Sustainable and green synthesis of hydrogen tungsten bronze nanoparticles with nanocarbon via mechanically induced hydrogen spillover

TL;DR

This paper presents a sustainable, room-temperature method to synthesize hydrogen tungsten bronze nanoparticles with nanocarbon, enhancing photocatalytic degradation of pollutants, and discusses the formation mechanism and production limitations.

Contribution

It introduces a novel mechanical energy-induced pathway for green synthesis of H$_x$WO$_3$ nanoparticles using simple materials, with improved optoelectronic and photocatalytic properties.

Findings

High crystallinity of H$_x$WO$_3$ nanoparticles achieved via ball milling.

Enhanced photocatalytic performance in dye degradation.

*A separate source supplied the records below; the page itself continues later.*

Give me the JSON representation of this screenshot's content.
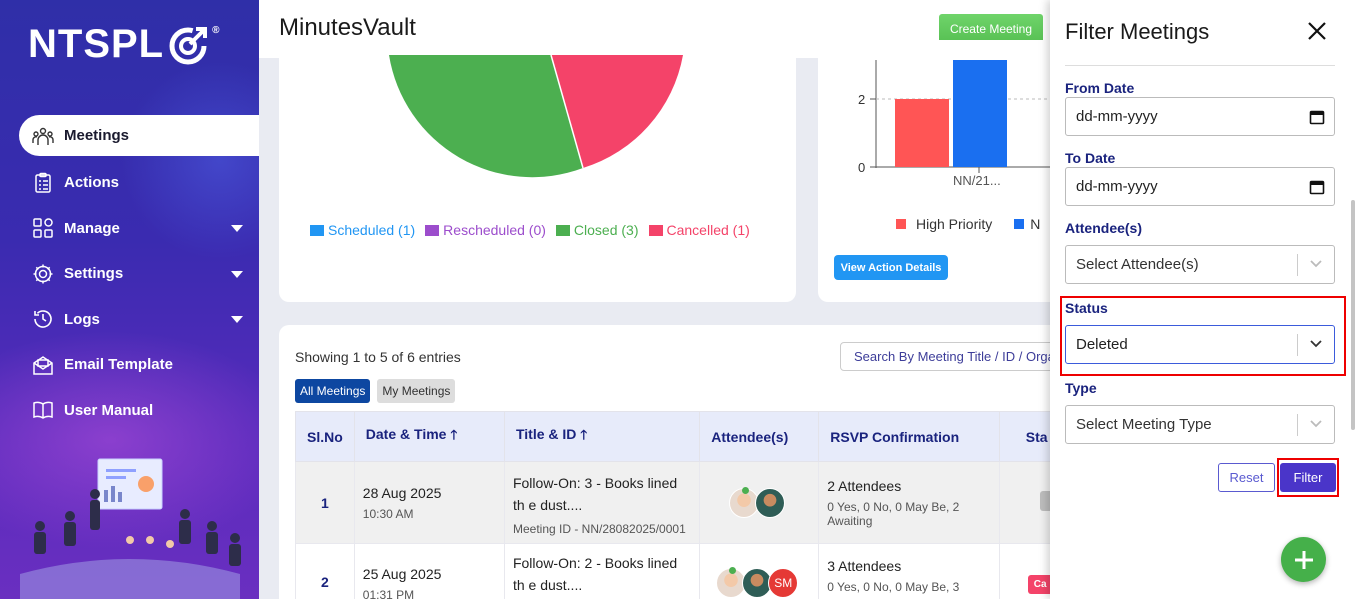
{
  "brand": {
    "logo_text": "NTSPL",
    "registered": "®"
  },
  "sidebar": {
    "items": [
      {
        "label": "Meetings",
        "icon": "meetings-icon",
        "active": true
      },
      {
        "label": "Actions",
        "icon": "clipboard-icon"
      },
      {
        "label": "Manage",
        "icon": "grid-icon",
        "has_submenu": true
      },
      {
        "label": "Settings",
        "icon": "gear-icon",
        "has_submenu": true
      },
      {
        "label": "Logs",
        "icon": "history-icon",
        "has_submenu": true
      },
      {
        "label": "Email Template",
        "icon": "envelope-icon"
      },
      {
        "label": "User Manual",
        "icon": "book-icon"
      }
    ]
  },
  "header": {
    "title": "MinutesVault",
    "create_label": "Create Meeting"
  },
  "pie_legend": [
    {
      "label": "Scheduled (1)",
      "color": "#2196f3"
    },
    {
      "label": "Rescheduled (0)",
      "color": "#9c4dcc"
    },
    {
      "label": "Closed (3)",
      "color": "#4caf50"
    },
    {
      "label": "Cancelled (1)",
      "color": "#f44369"
    }
  ],
  "bar_chart": {
    "y_ticks": [
      "2",
      "0"
    ],
    "x_label": "NN/21...",
    "legend_high": "High Priority",
    "legend_normal": "N",
    "high_color": "#ff5555",
    "normal_color": "#1a6ff0",
    "view_label": "View Action Details"
  },
  "table_card": {
    "showing": "Showing 1 to 5 of 6 entries",
    "search_placeholder": "Search By Meeting Title / ID / Orga",
    "tab_all": "All Meetings",
    "tab_mine": "My Meetings",
    "columns": {
      "sl": "Sl.No",
      "date": "Date & Time",
      "title": "Title & ID",
      "attendees": "Attendee(s)",
      "rsvp": "RSVP Confirmation",
      "status": "Sta"
    },
    "rows": [
      {
        "sl": "1",
        "date": "28 Aug 2025",
        "time": "10:30 AM",
        "title": "Follow-On: 3 - Books lined th e dust....",
        "meeting_id": "Meeting ID - NN/28082025/0001",
        "rsvp": "2 Attendees",
        "rsvp_detail": "0 Yes, 0 No, 0 May Be, 2 Awaiting"
      },
      {
        "sl": "2",
        "date": "25 Aug 2025",
        "time": "01:31 PM",
        "title": "Follow-On: 2 - Books lined th e dust....",
        "initials": "SM",
        "rsvp": "3 Attendees",
        "rsvp_detail": "0 Yes, 0 No, 0 May Be, 3",
        "status_text": "Ca"
      }
    ]
  },
  "filter_panel": {
    "title": "Filter Meetings",
    "from_label": "From Date",
    "from_value": "dd-mm-yyyy",
    "to_label": "To Date",
    "to_value": "dd-mm-yyyy",
    "attendee_label": "Attendee(s)",
    "attendee_placeholder": "Select Attendee(s)",
    "status_label": "Status",
    "status_value": "Deleted",
    "type_label": "Type",
    "type_placeholder": "Select Meeting Type",
    "reset_label": "Reset",
    "filter_label": "Filter"
  }
}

Insights into synthesis mechanism and production challenges.

Abstract

In this study, we demonstrate sustainable and green nanotechnology for room-temperature synthesis of H$_x$WO$_3$ ($0<x<0.5$) via a novel reaction pathway induced by mechanical energy. A simple mixture of monoclinic WO$_3$ powder and polyolefin (polypropylene) is used to obtain H$_x$WO$_3$ nanoparticles that show high crystallinity even through high-energy ball milling synthesis. The composite of H$_x$WO$_3$ nanoparticles and nanocarbon by-products exhibit unique optoelectronic properties along with outstanding enhancement of photocatalytic performance in the decomposition of azo-dye water pollutants under visible light. The formation mechanism of the obtained functional material is also discussed. The findings of this study provide insights into the limitations for mass production of H$_x$WO$_3$ nanoparticles, such as a specific setup for electrochemical reactions and precious metal catalysis.